Parallel database is the bee’s whiskers

MIT researcher Todd Mostak has invented a new parallel database that allows for crunching complex spatial and GIS data in milliseconds.

Dubbed MapD, the database uses off-the-shelf gaming GPUs in the same way that you would use a rack of mini supercomputers. Mostak reports performance gains upwards of 70 times faster than CPU-based systems.

According to Data Informed, it all started when he was at the Center of Middle Eastern Studies at Harvard in 2012 and trying to map tweets for his thesis project on Egyptian politics during the Arab Spring uprising.

He found that it was taking hours or even days to process the 40 million tweets he was analysing. While he saw the value of geolocated tweets for socio-economic research, he did not have access to a system that would allow him to map the large dataset quickly for interactive analysis.
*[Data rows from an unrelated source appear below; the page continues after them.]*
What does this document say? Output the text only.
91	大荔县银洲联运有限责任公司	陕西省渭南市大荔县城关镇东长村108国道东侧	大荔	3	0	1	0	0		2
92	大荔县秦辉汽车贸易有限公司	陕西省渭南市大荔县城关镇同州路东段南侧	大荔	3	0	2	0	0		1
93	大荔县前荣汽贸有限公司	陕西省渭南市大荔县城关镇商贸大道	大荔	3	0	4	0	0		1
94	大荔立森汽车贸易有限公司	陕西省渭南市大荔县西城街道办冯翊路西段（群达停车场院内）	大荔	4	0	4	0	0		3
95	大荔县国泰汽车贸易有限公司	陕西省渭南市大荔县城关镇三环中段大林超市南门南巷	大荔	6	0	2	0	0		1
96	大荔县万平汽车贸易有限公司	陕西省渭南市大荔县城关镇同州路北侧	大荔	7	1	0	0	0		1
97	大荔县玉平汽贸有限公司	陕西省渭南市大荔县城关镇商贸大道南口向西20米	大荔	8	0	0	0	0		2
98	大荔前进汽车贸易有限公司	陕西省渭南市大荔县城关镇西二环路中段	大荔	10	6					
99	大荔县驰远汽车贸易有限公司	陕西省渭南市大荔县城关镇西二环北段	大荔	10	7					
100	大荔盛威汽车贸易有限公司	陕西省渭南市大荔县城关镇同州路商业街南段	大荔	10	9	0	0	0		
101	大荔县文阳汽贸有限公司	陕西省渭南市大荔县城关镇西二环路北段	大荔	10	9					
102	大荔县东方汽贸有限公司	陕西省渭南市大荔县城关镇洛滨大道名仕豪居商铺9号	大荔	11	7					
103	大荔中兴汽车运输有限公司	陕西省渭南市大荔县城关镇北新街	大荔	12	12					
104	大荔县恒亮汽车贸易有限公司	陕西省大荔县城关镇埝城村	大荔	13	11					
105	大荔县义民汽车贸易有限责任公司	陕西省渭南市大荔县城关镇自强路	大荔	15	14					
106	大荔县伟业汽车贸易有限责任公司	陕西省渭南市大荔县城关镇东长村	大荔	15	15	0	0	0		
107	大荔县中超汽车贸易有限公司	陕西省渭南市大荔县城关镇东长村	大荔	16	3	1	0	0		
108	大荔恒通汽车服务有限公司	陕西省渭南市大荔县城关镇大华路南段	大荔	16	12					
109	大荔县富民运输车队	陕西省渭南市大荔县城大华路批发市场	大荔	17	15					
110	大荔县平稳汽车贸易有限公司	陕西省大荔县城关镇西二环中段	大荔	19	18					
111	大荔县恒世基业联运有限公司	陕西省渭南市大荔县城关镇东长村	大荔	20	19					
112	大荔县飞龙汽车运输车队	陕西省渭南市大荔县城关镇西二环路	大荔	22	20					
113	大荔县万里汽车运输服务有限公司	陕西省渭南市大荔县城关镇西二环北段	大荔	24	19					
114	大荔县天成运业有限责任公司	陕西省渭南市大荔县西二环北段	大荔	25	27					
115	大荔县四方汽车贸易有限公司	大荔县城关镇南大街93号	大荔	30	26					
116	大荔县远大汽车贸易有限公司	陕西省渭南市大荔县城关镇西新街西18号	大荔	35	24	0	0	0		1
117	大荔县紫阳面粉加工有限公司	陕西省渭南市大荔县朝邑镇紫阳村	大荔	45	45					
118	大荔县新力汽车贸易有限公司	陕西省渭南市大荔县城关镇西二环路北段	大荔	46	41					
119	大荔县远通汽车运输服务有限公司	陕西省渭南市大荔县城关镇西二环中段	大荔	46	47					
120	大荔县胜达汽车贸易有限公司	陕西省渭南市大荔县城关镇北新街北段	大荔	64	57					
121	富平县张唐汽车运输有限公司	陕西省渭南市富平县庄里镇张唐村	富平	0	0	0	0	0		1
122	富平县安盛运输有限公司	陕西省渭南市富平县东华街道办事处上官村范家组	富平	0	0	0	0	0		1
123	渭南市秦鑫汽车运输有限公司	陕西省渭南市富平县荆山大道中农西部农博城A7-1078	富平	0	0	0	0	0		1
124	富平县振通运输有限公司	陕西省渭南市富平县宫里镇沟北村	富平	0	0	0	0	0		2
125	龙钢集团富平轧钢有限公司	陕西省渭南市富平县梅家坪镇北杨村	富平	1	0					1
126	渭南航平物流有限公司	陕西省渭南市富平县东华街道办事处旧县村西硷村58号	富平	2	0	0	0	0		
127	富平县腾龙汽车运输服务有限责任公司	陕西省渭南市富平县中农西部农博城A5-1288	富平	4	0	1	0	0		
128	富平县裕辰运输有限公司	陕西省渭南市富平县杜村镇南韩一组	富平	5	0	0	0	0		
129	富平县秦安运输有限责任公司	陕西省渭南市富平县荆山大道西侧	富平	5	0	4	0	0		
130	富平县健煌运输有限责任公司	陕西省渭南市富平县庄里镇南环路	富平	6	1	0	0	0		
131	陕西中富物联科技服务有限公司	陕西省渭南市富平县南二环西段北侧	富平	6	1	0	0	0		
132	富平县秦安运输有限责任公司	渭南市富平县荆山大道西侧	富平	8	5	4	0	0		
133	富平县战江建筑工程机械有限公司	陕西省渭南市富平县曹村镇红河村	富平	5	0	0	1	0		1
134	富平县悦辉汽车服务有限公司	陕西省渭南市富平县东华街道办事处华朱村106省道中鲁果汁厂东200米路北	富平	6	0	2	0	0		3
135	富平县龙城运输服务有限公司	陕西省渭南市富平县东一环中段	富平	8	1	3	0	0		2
MapD will be released to the great unwashed under an open source business model similar to 10gen and its company MongoDB.

Mostak said that while people had written little research pieces about algorithms no one had tried to build an end-to-end system.

What was strange for MIT was that Mostak was not really a techie and had no background in computer science.

Mostak wanted to test the theory that poorer neighbourhoods in Egypt are more likely to be Islamist. He looked at geocoded tweets from around Cairo during the Arab Spring upraising. He examined if the tweet writer followed known Islamist politicians or clerics.

He cross-referenced the language in the tweets with forums and message boards he knew to be Islamist to measure sentiment. He also checked the time stamps to see if Twitter activity stopped during the five daily prayers.

He then plotted the Islamist indicators from 40 million tweets, ranging from August 2011 through March 2012, against 5,000 political districts from the Egyptian census.

The system was based around a $200, mid-level consumer graphics card, with two GeForce Titan GPUs made by Nvidia.

It was able to crunch data at the same speed of the world’s fastest supercomputer in the year 2000 and cost $5,000 to build. He said that it uses SQL queries to access the data, and with its brute force GPU approach, it could work not only geographic and mapping applications but machine learning, trend detection and analytics for graph databases.